Für die Verantwortlichen dieser Panne dürfte der Vorfall teuer werden. Verdienstausfall von Unternehmen und Selbstständigen, kaputte Rechner, verdorbene Lebensmittel, ausgefallene BVG-Fahrten und und und. Es dürfte lange dauern, all die Ansprüche zusammen zu tragen. Ob jedoch eine Baufirma die nötige Substanz hat, diese Forderungen auch zu begleichen oder ob eine Versicherung dafür gerade steht, darf man bezweifeln. Wenn die Schilderungen der Stromnetz-Leute zutreffen, konnten die Bohrer-Besatzung an der Brücke keine Karten der dort verlaufenden Leitungen vorweisen. Offenbar haben sie sich nicht wie es üblich ist, nach dem erkundigt, was dort im Boden liegt.

Ein Ausfall in dieser Größenordnung ist tatsächlich in Berlin an kaum einem anderen Ort als in Köpenick denkbar. Die meisten anderen Umspannwerke, an denen die Endkunden hängen, werden nicht über zwei parallel laufende Hochspannungskabel versorgt. Und wenn nur eine Leitung ausgefallen wäre, hätte wohl kaum jemand etwas von der Panne bemerkt. Dass aber gleich die zweite Leitung getroffen wurde, machte die Sache zur großen Nummer.

Auch wenn eine Wiederholung nicht morgen zu befürchten steht: Berlin tut gut daran, sich für die Zukunft noch mehr Gedanken zu machen was geschieht, wenn kritische Infrastruktur ausfällt. Das technische Hilfswerk, die Krankenhäuser und die Sicherheitsbehörden sollten den Fall als Realitäts-Übung begreifen und genau prüfen, was gut und was auch weniger gut geklappt hat.

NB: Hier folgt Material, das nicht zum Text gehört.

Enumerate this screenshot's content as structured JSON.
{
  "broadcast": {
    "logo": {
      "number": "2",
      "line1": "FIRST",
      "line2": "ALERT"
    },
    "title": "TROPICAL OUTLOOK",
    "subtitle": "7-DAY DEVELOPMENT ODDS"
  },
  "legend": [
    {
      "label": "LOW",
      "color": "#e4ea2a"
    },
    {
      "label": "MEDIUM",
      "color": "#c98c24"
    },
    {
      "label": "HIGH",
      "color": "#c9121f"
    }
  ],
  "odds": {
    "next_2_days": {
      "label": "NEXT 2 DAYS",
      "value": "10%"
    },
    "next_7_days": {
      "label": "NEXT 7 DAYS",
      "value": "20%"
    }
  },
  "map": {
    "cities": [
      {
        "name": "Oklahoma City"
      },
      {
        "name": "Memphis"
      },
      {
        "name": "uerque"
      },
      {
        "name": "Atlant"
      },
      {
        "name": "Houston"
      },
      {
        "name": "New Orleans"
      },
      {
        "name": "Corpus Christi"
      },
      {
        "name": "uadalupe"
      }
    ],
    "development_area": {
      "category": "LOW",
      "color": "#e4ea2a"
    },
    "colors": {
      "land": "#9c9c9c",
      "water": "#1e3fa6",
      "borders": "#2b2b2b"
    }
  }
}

Die zunehmende Digitalisierung aller Steuerungssysteme macht theoretisch Hackerangriffe möglich. Gebaut wird auch viel, dass dabei weitere Kabel erwischt werden, gehört fast zum Alltag. Auch für Großstädter scheint es darum angeraten, sich zumindest für einige Stunden ohne Strom vorzubereiten. Lebensmittel, die man nicht unbedingt auf dem E-Herd erwärmen muss, gehören in jeden Haushalt. Ebenso Kerzen oder Taschenlampen, für alle Fälle. Backups für den Rechner sollte jeder anlegen, dem seine Daten lieb sind. Die moderne, vernetzte Welt ist verwundbar, das zeigt der Stromausfall von Köpenick überdeutlich. Dass es in Berlins Südosten in der dunklen Zeit einigermaßen ruhig blieb, ist nach dem ohne großes Chaos verlaufenen BVG-Streik vergangene Woche ein weiterer Beleg für die Nervenstärke der Hauptstädter. Es wird zwar gerne gemeckert, wenn es aber wirklich ernst wird, zeigen die Menschen sich doch besonnen und vernünftig.